Zero-Shot Denoiser for Enhanced Acoustic Inspection: Blind Signal Separation and Text-Guided Audio Reconstruction
Koki Shoda, Jun Younes Louhi Kasahara, Qi An, Atsushi Yamashita
AI summary
Problem
Conventional acoustic denoising relies on pre-collected target sound samples or labeled training data, limiting its use in dynamic real-world inspections where anomaly sounds are unknown.

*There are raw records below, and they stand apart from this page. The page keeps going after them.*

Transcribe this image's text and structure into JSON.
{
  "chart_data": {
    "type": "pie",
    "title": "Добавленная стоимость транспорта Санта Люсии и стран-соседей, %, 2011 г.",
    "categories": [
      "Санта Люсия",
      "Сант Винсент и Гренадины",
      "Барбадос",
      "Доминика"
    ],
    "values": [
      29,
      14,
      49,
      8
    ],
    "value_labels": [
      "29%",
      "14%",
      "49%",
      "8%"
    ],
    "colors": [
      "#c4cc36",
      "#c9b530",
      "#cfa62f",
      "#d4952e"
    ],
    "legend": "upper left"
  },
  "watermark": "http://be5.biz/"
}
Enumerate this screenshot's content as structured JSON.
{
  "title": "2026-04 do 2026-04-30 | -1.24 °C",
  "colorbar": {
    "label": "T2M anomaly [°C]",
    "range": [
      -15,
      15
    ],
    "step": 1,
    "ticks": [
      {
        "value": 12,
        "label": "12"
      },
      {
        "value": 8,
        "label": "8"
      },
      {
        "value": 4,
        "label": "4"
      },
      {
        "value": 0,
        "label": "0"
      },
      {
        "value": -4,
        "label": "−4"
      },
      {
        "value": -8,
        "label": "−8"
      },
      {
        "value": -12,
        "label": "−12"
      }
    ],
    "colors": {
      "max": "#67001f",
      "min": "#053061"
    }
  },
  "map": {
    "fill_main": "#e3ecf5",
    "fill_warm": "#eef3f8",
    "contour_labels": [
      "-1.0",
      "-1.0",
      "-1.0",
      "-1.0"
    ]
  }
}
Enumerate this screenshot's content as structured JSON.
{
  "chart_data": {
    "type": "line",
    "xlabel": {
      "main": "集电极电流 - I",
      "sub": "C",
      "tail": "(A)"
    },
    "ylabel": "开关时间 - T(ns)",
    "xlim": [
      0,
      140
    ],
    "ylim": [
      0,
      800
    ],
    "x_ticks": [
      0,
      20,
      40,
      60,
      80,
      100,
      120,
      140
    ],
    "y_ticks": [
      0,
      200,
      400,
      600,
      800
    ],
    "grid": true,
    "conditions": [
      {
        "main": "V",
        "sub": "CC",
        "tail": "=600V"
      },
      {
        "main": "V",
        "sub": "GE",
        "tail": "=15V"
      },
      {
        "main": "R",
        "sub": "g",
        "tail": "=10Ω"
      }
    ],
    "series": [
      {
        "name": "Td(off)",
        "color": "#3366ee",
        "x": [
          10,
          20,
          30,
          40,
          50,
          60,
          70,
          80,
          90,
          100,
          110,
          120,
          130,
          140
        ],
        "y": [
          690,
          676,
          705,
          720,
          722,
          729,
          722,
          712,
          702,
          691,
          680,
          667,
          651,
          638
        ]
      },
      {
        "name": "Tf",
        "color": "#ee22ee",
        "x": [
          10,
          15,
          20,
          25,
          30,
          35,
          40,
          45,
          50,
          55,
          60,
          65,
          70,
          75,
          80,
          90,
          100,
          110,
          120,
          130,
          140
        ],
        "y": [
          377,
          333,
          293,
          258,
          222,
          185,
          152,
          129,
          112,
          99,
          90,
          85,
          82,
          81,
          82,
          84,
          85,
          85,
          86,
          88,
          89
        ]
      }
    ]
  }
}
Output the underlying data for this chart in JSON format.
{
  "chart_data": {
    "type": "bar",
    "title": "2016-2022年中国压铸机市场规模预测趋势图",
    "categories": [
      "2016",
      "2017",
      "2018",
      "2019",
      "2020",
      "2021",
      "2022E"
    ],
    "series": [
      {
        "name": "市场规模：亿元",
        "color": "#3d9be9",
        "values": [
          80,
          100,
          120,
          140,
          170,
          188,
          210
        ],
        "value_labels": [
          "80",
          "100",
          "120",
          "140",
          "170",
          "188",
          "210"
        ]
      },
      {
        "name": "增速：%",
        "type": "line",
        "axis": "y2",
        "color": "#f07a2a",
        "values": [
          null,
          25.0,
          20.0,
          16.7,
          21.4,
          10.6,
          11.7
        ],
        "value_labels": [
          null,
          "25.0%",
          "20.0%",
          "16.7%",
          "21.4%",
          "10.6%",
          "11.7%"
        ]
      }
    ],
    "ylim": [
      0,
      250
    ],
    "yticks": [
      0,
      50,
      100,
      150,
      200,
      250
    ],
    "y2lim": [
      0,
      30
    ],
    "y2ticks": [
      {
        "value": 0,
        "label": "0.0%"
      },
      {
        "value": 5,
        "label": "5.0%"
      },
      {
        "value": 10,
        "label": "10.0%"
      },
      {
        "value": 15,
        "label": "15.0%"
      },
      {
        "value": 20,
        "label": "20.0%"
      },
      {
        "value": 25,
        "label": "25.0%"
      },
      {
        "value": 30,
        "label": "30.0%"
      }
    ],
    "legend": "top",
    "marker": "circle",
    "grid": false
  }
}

Additionally, blind signal separation requires complex, manual hyperparameter tuning and struggles to identify target components without spatial priors.
Approach
The method decomposes mixed audio using blind signal separation, then uses a frozen audio-language model to semantically weight and reconstruct target sounds based on user-provided text prompts. It automatically optimizes separation quality by maximizing a model-derived pseudo-SNR metric.
Key results
- Artifact-Resilient Attention mechanism for text-guided audio reconstruction
- Automatic BSS hyperparameter optimization via pseudo-SNR maximization
- Denoising performance matching state-of-the-art supervised methods in a true zero-shot setting
- Validated effectiveness on real-world hammering test acoustic inspection data
Why it matters
Enables reliable, data-free acoustic noise reduction for robotic inspection and open-set audio applications where target sounds cannot be pre-recorded.
Abstract
Acoustic inspection is crucial for infrastructure maintenance, but its effectiveness is often hampered by envi- ronmental noise. Conventional denoising methods rely on prior knowledge or training data, limiting their practicability. This paper presents Zero-Shot Denoiser, a novel approach achieving noise reduction without pre-collected target sound samples or noise knowledge. Our method synergistically combines Blind Signal Separation (BSS) for unsupervised audio decomposition and Artifact-Resilient Attention (AR-Attention) for text-guided audio reconstruction. AR-Attention leverages pre-trained audio- language models and dual normalization to mitigate BSS artifacts and identify target sounds semantically. We introduce pseudo Signal-to-Noise Ratio, derived from the audio-language model, for automatic BSS hyperparameter optimization. In experiments using public datasets, our method, operating in a true zero-shot setting, achieved performance comparable to that of state-of- the-art supervised denoising methods, and experiments targeting hammering tests confirmed the effectiveness of our approach for real-world acoustic inspections. Our approach overcomes the limitations of data-dependent techniques and offers a versatile noise reduction solution for acoustic inspection and broader acoustic tasks.